Heather Sounds amazing .......apart from the spider bit! X
Mum OMG that was amazing to read !! Brilliant Pauline ! I know what you can do when you come home. Write about it book form and it will be made a film !!! Please be careful. Love your comments Andy !! XXXXXXXXXX
Susan Ronaldo in Puerto Maldonaldo! Has a definite ring to it! I just have to say I am stunned that you have taken pictures of all these bugs and spiders without running away screaming! Well done, Pauline! It sounds absolutely amazing and I'm soooo jealous! You're also very brave. Hope you're not getting homesick or feeling lonely. If you are, just remember it's a trip of a lifetime and it will be over in a flash!! xxxxx Love you!!
Gordon Hi Pauline. I just got news you are in Peru. My wife Amparo is from Peru. She was born in Lima but lived her childhood in Chiclayo.Your vist to the jungle sounds great. I haven't been there yet but I have been to Mach Pichu. If you're going to Lima or Chiclayo let me know as we have good friends and family there and you csn contact them if you wish. Best wishes for now. Un beso y abrazo.

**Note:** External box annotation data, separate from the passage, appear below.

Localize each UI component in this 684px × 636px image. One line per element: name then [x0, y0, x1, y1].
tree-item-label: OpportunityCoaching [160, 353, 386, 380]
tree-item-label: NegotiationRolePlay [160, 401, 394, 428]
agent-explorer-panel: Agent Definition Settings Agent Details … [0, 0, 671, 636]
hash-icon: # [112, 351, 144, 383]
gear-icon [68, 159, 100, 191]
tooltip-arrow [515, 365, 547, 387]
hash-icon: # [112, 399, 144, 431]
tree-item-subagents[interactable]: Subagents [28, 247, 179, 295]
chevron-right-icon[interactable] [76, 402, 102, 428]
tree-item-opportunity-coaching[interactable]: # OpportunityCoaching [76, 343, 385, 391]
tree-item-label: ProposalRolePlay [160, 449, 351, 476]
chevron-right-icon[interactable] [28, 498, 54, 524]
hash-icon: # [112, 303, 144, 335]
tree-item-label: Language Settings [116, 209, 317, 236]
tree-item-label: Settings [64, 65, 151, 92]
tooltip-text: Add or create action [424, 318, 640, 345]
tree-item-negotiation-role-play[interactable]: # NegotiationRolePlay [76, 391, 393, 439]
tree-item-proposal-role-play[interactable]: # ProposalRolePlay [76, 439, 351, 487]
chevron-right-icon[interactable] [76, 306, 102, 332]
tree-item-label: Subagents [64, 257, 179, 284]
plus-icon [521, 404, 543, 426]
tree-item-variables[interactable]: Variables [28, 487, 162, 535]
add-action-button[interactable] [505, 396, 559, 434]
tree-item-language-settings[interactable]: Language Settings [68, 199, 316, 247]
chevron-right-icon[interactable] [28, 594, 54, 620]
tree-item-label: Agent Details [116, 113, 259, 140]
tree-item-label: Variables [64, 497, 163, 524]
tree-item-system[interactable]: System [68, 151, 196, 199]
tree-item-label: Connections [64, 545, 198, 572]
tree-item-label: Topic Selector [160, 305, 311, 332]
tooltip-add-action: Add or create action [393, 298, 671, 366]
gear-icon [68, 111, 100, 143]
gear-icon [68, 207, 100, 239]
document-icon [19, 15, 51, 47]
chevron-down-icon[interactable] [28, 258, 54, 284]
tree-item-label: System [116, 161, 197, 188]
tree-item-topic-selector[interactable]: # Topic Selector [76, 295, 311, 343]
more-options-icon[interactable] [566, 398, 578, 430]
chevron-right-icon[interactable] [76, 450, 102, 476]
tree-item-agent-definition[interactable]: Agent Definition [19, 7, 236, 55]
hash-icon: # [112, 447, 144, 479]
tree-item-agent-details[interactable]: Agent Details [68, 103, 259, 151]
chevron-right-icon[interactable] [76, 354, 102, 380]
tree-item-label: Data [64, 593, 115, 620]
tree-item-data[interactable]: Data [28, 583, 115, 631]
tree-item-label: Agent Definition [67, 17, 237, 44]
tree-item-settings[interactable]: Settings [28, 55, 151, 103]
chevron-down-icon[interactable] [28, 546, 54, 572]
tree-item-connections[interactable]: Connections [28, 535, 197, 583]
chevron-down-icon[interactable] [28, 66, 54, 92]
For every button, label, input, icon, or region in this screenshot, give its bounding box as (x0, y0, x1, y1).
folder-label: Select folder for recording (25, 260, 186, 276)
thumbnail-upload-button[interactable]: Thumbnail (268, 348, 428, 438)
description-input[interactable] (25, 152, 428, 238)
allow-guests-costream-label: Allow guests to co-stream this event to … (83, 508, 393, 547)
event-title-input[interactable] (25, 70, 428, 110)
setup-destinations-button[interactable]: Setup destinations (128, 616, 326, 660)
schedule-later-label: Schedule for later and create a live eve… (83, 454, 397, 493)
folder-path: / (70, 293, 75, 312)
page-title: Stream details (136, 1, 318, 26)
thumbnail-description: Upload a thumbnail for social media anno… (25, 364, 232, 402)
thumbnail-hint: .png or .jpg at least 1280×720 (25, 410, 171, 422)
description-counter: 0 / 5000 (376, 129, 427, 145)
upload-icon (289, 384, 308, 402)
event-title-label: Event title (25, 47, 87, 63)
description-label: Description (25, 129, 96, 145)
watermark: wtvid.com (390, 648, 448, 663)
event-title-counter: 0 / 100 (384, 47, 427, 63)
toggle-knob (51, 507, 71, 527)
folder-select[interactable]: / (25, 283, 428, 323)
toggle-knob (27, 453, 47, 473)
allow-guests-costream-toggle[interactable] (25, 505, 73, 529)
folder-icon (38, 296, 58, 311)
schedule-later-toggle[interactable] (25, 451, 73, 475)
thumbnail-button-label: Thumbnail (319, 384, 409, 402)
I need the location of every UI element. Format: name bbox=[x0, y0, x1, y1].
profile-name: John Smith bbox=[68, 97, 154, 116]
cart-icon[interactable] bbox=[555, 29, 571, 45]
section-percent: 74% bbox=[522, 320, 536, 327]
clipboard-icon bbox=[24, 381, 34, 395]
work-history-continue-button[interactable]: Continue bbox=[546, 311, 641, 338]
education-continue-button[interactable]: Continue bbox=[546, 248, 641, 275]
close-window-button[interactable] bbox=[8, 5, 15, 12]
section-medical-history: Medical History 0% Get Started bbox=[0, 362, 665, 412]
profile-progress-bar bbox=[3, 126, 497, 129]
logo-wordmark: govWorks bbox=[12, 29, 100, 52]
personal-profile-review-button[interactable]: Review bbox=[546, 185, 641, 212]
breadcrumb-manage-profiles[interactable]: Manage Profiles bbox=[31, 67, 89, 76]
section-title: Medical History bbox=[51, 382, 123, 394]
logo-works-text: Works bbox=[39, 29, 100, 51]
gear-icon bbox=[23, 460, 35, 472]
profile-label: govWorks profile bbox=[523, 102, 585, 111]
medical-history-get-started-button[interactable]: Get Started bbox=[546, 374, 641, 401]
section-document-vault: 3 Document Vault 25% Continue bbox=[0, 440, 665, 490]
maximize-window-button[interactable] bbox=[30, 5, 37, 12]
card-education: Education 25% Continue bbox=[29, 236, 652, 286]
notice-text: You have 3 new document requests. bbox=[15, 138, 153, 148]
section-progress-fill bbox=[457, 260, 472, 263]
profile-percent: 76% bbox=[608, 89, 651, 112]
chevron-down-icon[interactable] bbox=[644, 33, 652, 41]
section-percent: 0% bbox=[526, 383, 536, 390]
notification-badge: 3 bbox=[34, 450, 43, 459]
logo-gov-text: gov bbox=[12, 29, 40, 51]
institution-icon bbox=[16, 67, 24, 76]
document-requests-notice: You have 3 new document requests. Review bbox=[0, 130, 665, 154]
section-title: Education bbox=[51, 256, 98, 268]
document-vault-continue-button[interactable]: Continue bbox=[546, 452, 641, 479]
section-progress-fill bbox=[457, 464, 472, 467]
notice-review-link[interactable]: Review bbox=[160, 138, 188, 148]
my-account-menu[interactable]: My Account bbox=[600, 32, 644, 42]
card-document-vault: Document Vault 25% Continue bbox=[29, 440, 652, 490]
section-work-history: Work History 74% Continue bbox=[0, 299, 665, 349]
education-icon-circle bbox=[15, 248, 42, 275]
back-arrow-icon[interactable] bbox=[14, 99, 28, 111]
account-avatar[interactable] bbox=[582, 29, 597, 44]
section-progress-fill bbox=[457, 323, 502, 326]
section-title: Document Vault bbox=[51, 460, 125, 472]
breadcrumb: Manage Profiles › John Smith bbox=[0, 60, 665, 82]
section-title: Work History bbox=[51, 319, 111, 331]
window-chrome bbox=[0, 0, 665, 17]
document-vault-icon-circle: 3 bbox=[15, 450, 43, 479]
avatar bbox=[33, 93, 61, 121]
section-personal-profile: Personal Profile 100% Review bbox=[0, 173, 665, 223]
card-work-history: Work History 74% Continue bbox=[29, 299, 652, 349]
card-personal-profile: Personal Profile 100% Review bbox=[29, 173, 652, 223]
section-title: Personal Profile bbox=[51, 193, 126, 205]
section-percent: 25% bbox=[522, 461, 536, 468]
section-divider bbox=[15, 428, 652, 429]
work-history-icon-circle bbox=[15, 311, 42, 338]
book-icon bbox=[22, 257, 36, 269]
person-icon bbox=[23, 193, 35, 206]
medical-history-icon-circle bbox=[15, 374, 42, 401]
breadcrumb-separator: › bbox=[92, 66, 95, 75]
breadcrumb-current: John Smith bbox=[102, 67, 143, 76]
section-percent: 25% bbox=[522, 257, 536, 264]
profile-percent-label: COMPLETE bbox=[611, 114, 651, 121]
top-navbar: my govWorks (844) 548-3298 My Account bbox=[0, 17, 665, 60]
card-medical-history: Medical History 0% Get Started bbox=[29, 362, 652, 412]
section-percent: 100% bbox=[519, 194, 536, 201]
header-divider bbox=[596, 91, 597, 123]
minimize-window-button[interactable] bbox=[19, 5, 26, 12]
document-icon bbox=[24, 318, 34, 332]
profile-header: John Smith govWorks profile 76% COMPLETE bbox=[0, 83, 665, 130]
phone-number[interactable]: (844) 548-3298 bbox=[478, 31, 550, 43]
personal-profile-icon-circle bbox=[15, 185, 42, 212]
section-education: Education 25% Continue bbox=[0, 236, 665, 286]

Pauline Ha ha thanks everyone. Uncle Gordon thank you for your kind offer. Unfortunately though I am about to head to Arequipa then southern Chile. Hopefully far enough away from the earthquakes in Santiago!! Love to everyone xxx
Anne Lee What a brilliant read indeed. Your words evoke the colours, the sights and the smells, so we can enjoy the trip along with you, without a bead of sweat at all.